View from Istanbul’s fault line
Alev Adil

Other Colours
by Orhan Pamuk, trans. Maureen Freely. Faber. Pages 419. £20 

Orhan Pamuk can’t live without his daily fix of reading or writing
Orhan Pamuk can’t live without his daily fix of reading or writing

No other Turkish novelist has approached the international acclaim that Orhan Pamuk, Turkey’s only Nobel laureate, has achieved. While his fame has brought him a global community of readers, it has also dragged him into the political arena, bringing controversy and political persecution at home (for comments he made in an interview about the Armenian genocide) and imposing the duty to speak for the nation abroad. 

This autobiographical collection includes personal reminiscences, a short story, literary analyses, political commentary and his Nobel acceptance speech. Many essays provide a lyrical glimpse into the intimacies of the writer’s life. Modestly quotidian but elusive moments, from the happiness of sharing a carriage ride with his small daughter to the uncanny sense of inanimate objects having intense affections in the insomniac small hours, are beautifully evoked.

Other Colours by Orhan PamukLiterature is not only a vocation; it is a drug. Pamuk can’t live without his “daily fix” of reading or writing. The imaginary landscapes of the novel are as important as real places, and Pamuk reveals his elective affinities with, among others, Dostoyevsky, Thomas Mann, Thomas Bernhard, Sterne and Stendhal. At times his literary essays provide a fascinating glimpse into the genealogy of his distinctive style; at others he offers up more general introductions to an author’s work. Regrettably, his essays on Turkish writers including Aziz Nesin, Yasar Kemal and Tanpinar are not included here. 

This is a grave omission although, given Anglophone cultural insularity, it is unsurprising, and takes us to the crux of the controversies that surround him at home. Global acclaim has resulted in the accusation that Pamuk writes for an international rather than a domestic audience, a resentment arising out of a sense of cultural denigration by the West which pervades much Turkish literature. Many essays engage with questions of the novelist’s imagined audience and political responsibilities. In an essay on Mario Vargas Llosa, he describes the Third World writer’s predicament, where exile is “not so much a matter of geography as a spiritual state... of being a perpetual foreigner”. 

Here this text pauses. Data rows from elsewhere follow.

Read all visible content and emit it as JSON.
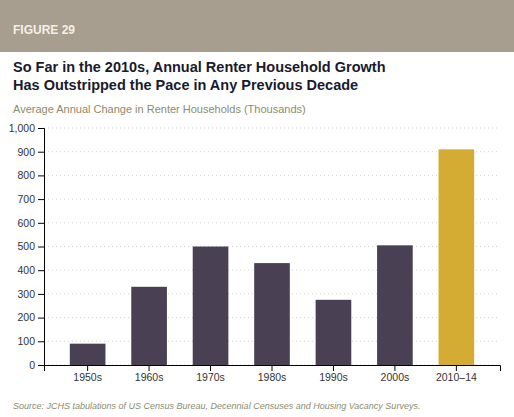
{
  "chart_data": {
    "type": "bar",
    "figure_label": "FIGURE 29",
    "title": "So Far in the 2010s, Annual Renter Household Growth\nHas Outstripped the Pace in Any Previous Decade",
    "subtitle": "Average Annual Change in Renter Households (Thousands)",
    "source": "Source: JCHS tabulations of US Census Bureau, Decennial Censuses and Housing Vacancy Surveys.",
    "categories": [
      "1950s",
      "1960s",
      "1970s",
      "1980s",
      "1990s",
      "2000s",
      "2010–14"
    ],
    "values": [
      90,
      330,
      500,
      430,
      275,
      505,
      910
    ],
    "colors": [
      "#4a4053",
      "#4a4053",
      "#4a4053",
      "#4a4053",
      "#4a4053",
      "#4a4053",
      "#d4ac34"
    ],
    "ylim": [
      0,
      1000
    ],
    "yticks": [
      0,
      100,
      200,
      300,
      400,
      500,
      600,
      700,
      800,
      900,
      {
        "value": 1000,
        "label": "1,000"
      }
    ],
    "grid": true
  }
}
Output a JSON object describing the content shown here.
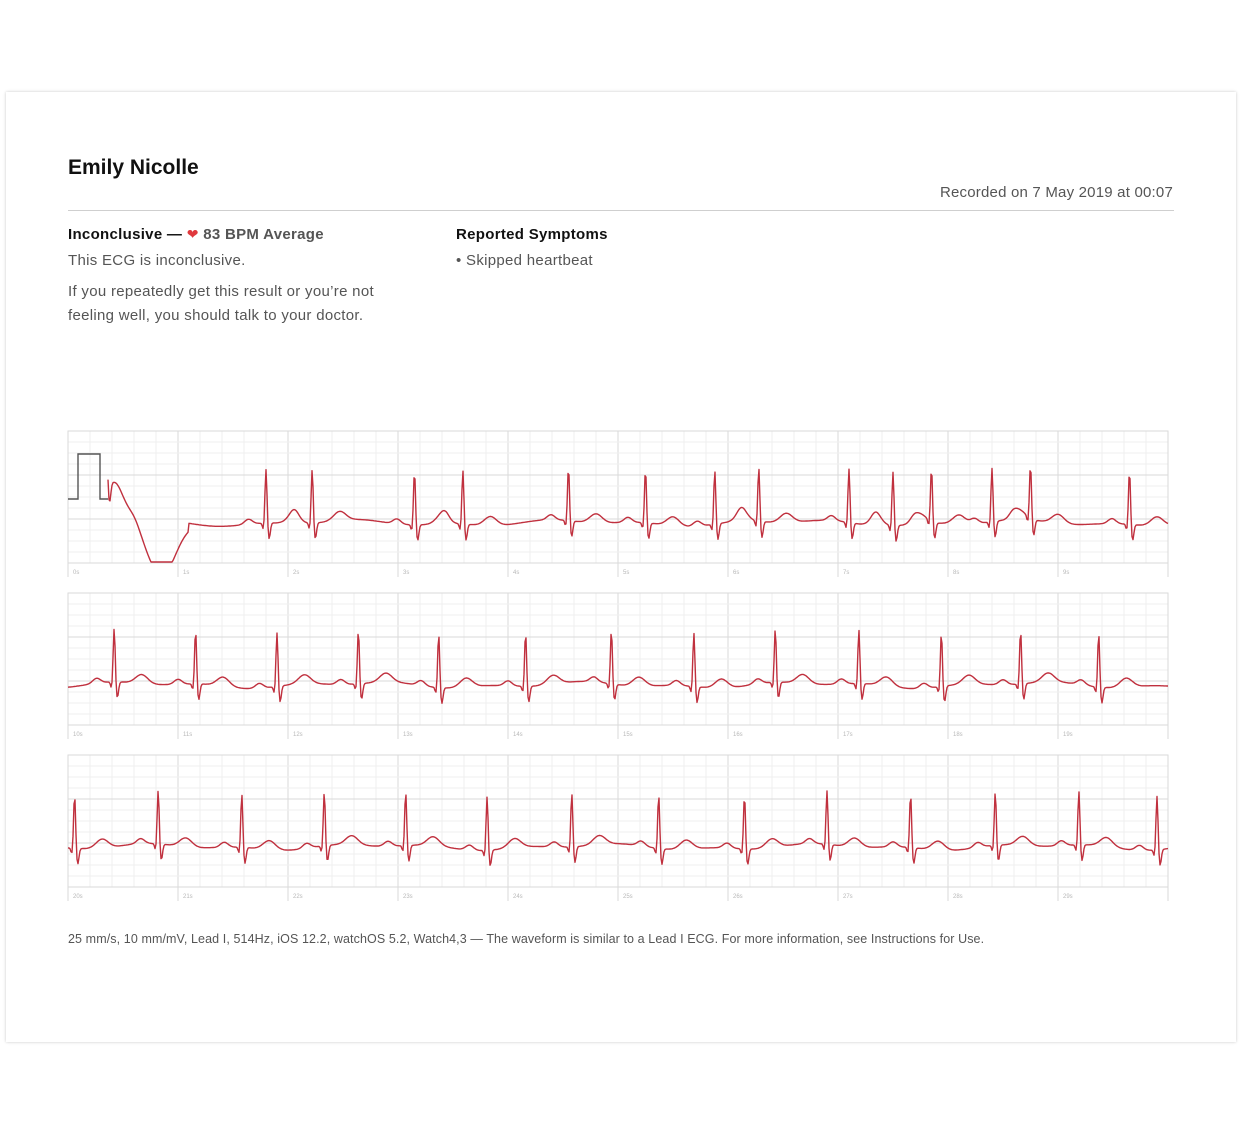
{
  "patient": {
    "name": "Emily Nicolle"
  },
  "recorded": "Recorded on 7 May 2019 at 00:07",
  "result": {
    "classification": "Inconclusive",
    "separator": " — ",
    "heart_icon": "heart-icon",
    "bpm": "83 BPM Average",
    "summary": "This ECG is inconclusive.",
    "advice": "If you repeatedly get this result or you’re not feeling well, you should talk to your doctor."
  },
  "symptoms": {
    "title": "Reported Symptoms",
    "items": [
      "• Skipped heartbeat"
    ]
  },
  "chart_data": {
    "type": "line",
    "ylabel": "",
    "xlabel": "",
    "strips": [
      {
        "ticks": [
          "0s",
          "1s",
          "2s",
          "3s",
          "4s",
          "5s",
          "6s",
          "7s",
          "8s",
          "9s"
        ],
        "beats": [
          0.35,
          1.8,
          2.22,
          3.15,
          3.59,
          4.55,
          5.25,
          5.88,
          6.28,
          7.1,
          7.5,
          7.85,
          8.4,
          8.75,
          9.65
        ]
      },
      {
        "ticks": [
          "10s",
          "11s",
          "12s",
          "13s",
          "14s",
          "15s",
          "16s",
          "17s",
          "18s",
          "19s"
        ],
        "beats": [
          10.42,
          11.16,
          11.9,
          12.64,
          13.37,
          14.16,
          14.94,
          15.69,
          16.43,
          17.19,
          17.94,
          18.66,
          19.37
        ]
      },
      {
        "ticks": [
          "20s",
          "21s",
          "22s",
          "23s",
          "24s",
          "25s",
          "26s",
          "27s",
          "28s",
          "29s"
        ],
        "beats": [
          20.06,
          20.82,
          21.58,
          22.33,
          23.07,
          23.81,
          24.58,
          25.37,
          26.15,
          26.9,
          27.66,
          28.43,
          29.19,
          29.9
        ]
      }
    ],
    "calibration_pulse": "1 mV"
  },
  "footnote": "25 mm/s, 10 mm/mV, Lead I, 514Hz, iOS 12.2, watchOS 5.2, Watch4,3 — The waveform is similar to a Lead I ECG. For more information, see Instructions for Use.",
  "colors": {
    "trace": "#c0303e",
    "grid_minor": "#efefef",
    "grid_major": "#dadada",
    "heart": "#e0393e"
  }
}
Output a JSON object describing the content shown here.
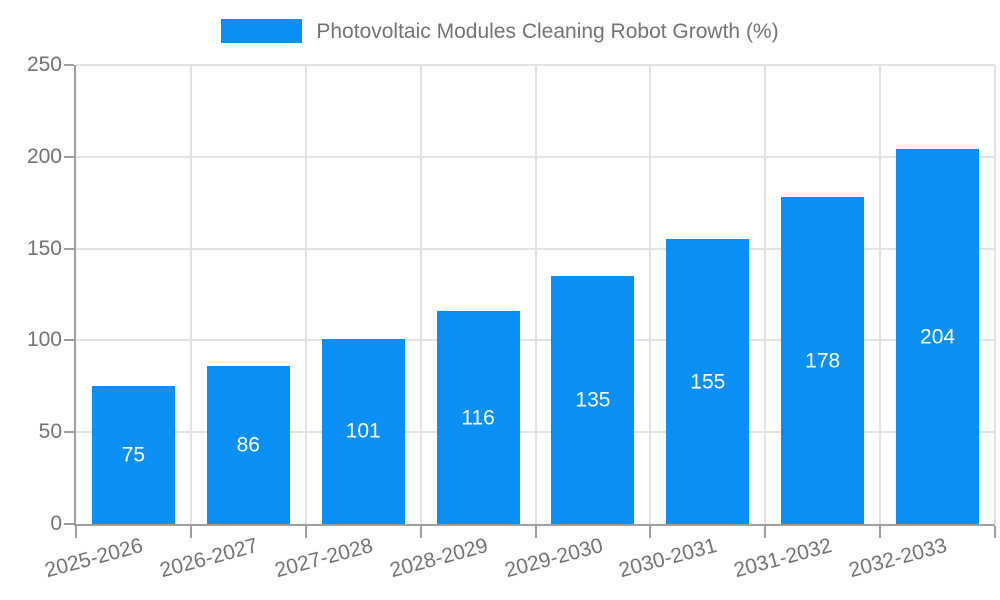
{
  "legend": {
    "label": "Photovoltaic Modules Cleaning Robot Growth (%)"
  },
  "chart_data": {
    "type": "bar",
    "title": "Photovoltaic Modules Cleaning Robot Growth (%)",
    "categories": [
      "2025-2026",
      "2026-2027",
      "2027-2028",
      "2028-2029",
      "2029-2030",
      "2030-2031",
      "2031-2032",
      "2032-2033"
    ],
    "values": [
      75,
      86,
      101,
      116,
      135,
      155,
      178,
      204
    ],
    "xlabel": "",
    "ylabel": "",
    "ylim": [
      0,
      250
    ],
    "yticks": [
      0,
      50,
      100,
      150,
      200,
      250
    ],
    "grid": true,
    "legend_position": "top",
    "value_labels": "inside-center",
    "x_label_rotation_deg": -15
  },
  "colors": {
    "bar": "#0a90f5",
    "grid": "#e3e3e3",
    "axis": "#9e9e9e",
    "text": "#737373",
    "value_label": "#ffffff",
    "background": "#ffffff"
  }
}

Although his work has ventured beyond it, most notably on a hallucinatory road-trip across Turkey in The New Life and To Kars in Snow, Istanbul and the ghosts of that city are the wellspring of his inspiration. In his observations on barbers, street food and family holidays, Pamuk interweaves personal reminiscence and social history, a strategy he employed so engagingly in Istanbul, shifting from a historical perspective to moments of autobiographical complicity.

It is this devotion to the city and its frailties and decay that marks him out as a Romantic writer as much as a postmodern one: “The city’s collective memory is its soul, and its ruins are its most eloquent testimony”. Turkey rests uneasily on geographical and cultural fault lines, and Pamuk returns in many essays to the natural and political disasters, the earthquakes and cultural clashes that distract and inspire the writer. The East-West question has always haunted him, both because of the Turkish Republic’s history and because the novel is a quintessentially European form. Yet, as he points out, many of its greatest exponents are, like Dostoyevsky, not European.

Pamuk’s allegiances are to universal human rights and freedom of expression, not to East or West. While these Enlightenment ideals emerged out of European culture, he condemns the West for its hypocrisy, bombing countries in the name of democracy. The Turkish intellectual in Istanbul, that non-European European city, “depends on the ideal of the West, rather than on the West itself”. This collection confirms Pamuk’s status as writer with global stature but a profoundly and particularly Turkish perspective.